More detail coming to District 203 elementary report cards
Report cards are about to get more detailed for some students in Naperville Unit District 203.
Come Nov. 8, when the first trimester closes, students at all 14 elementary schools will receive standards-based report cards sent home electronically in place of traditional report cards.
The new reporting format includes two types of grades: content grades for subjects including literacy, mathematics, science/health, social studies, art, music and physical education; and process grades that evaluate behaviors needed for successful learning.
The new report cards also include a higher level of detail within each subject. For example, a fourth-grade student's report card won't contain just one math grade, but 14 grades on various skills within math, such as writing and comparing numbers within 1 million and multiplying two-digit by two-digit whole numbers.

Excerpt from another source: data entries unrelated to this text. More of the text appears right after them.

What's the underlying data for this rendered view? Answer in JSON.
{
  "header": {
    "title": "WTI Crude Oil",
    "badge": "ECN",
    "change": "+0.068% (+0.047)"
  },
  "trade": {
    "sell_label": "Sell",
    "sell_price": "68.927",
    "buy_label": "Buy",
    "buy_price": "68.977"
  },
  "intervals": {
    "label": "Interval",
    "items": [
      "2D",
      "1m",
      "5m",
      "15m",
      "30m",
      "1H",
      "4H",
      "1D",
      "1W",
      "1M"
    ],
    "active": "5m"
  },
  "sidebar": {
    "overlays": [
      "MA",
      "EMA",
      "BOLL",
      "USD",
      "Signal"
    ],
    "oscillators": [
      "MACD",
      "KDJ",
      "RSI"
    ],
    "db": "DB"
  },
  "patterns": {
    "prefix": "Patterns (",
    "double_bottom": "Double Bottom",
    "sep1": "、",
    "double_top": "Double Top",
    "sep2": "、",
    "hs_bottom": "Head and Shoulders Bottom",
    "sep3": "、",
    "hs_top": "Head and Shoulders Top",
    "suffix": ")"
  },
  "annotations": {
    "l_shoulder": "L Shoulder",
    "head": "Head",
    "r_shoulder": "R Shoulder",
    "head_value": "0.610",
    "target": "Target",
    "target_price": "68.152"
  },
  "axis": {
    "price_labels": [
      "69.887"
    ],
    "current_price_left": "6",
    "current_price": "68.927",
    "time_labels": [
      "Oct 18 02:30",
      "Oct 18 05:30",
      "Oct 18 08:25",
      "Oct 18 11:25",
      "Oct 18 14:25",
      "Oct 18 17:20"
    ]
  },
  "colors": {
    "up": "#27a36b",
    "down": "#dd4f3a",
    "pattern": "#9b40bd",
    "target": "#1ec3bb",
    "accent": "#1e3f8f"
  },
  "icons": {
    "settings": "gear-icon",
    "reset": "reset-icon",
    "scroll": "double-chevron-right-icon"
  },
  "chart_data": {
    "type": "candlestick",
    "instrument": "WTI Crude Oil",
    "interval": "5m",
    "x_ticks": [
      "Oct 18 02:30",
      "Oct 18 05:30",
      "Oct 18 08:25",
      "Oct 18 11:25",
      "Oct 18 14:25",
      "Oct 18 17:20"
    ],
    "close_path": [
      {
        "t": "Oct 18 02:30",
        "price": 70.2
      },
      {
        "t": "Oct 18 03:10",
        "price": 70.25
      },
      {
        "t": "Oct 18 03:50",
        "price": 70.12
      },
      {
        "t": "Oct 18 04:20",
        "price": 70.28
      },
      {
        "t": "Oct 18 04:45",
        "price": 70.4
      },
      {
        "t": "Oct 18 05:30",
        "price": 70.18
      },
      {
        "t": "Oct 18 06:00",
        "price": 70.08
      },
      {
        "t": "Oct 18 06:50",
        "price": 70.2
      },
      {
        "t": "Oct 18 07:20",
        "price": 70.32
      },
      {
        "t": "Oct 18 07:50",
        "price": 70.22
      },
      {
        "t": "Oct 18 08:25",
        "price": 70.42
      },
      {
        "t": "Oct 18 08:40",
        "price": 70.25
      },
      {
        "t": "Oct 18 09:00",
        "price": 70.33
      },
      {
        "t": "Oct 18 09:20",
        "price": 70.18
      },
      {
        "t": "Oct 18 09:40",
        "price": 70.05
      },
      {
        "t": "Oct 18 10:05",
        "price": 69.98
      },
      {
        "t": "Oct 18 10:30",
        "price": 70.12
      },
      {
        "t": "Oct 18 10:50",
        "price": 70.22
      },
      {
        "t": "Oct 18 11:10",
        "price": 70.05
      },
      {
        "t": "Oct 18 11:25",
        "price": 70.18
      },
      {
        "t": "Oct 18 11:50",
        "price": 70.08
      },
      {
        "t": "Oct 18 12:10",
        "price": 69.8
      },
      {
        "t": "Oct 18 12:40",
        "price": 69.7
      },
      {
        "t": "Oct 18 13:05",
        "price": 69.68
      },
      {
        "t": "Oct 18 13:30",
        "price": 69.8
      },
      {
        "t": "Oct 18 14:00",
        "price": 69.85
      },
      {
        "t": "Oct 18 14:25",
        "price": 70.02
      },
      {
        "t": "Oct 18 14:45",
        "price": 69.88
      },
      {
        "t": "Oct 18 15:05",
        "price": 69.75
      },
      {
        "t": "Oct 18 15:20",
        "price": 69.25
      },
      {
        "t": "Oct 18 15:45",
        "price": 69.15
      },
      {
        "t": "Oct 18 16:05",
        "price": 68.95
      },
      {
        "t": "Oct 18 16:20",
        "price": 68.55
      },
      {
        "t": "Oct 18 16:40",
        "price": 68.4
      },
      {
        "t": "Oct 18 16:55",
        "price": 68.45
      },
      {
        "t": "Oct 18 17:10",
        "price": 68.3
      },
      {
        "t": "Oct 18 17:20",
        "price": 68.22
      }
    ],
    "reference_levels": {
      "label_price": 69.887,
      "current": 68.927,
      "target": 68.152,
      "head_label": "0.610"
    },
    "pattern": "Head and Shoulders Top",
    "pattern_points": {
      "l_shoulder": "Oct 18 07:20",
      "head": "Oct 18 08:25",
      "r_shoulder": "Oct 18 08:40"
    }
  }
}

The changes help the district provide more complete information to parents about how their students are doing by reflecting the standards within the curriculum, educators say.
"It gives you detailed information of how well students are progressing," said Jayne Willard, assistant superintendent for curriculum and instruction. "It very much aligns with our assessment philosophy."
Within each content area, student grades will not be A, B, C, D or F, but 1, 2, 3 or 4. On this new scale, 4 is the best and 3 is the level at which the district aims to have each student perform, Willard said.
A grade of 1, or beginning, means a student is working toward understanding, but still dependent on help from others. A 2, or approaching, means a student shows occasional independence or potential to independently meet the standard. A 3, or secure, means the student shows mastery of the standard and can use content independently. A 4, or exemplary, means a student's skill and ability to apply the content to new situations exceed expectations.
The other major change from traditional report cards is addition of process grades for eight learning behaviors. Students will be evaluated on how often they demonstrate these positive behaviors, such as organization, following directions, engagement in learning, showing self-control and demonstrating perseverance.
"Consistently" is the best grade for each process area, while "occasionally" and "seldom" are the other possible marks.
"Process gets at behavior," Willard said about the new category of grades. "Content is about curriculum."
The new report cards were tested last year at Beebe and Kingsley elementary schools in a process that led to some revisions. This year, while all elementary students will receive standards-based report cards, the format will be tested at the junior high level at Lincoln and Kennedy.
Willard said the main difference is junior high students will continue to receive letter grades each trimester, translated from the standards grades with a 3 being equivalent to an A.
Educators plan to assess feedback from the two junior highs before determining if any changes will be made to high school report cards.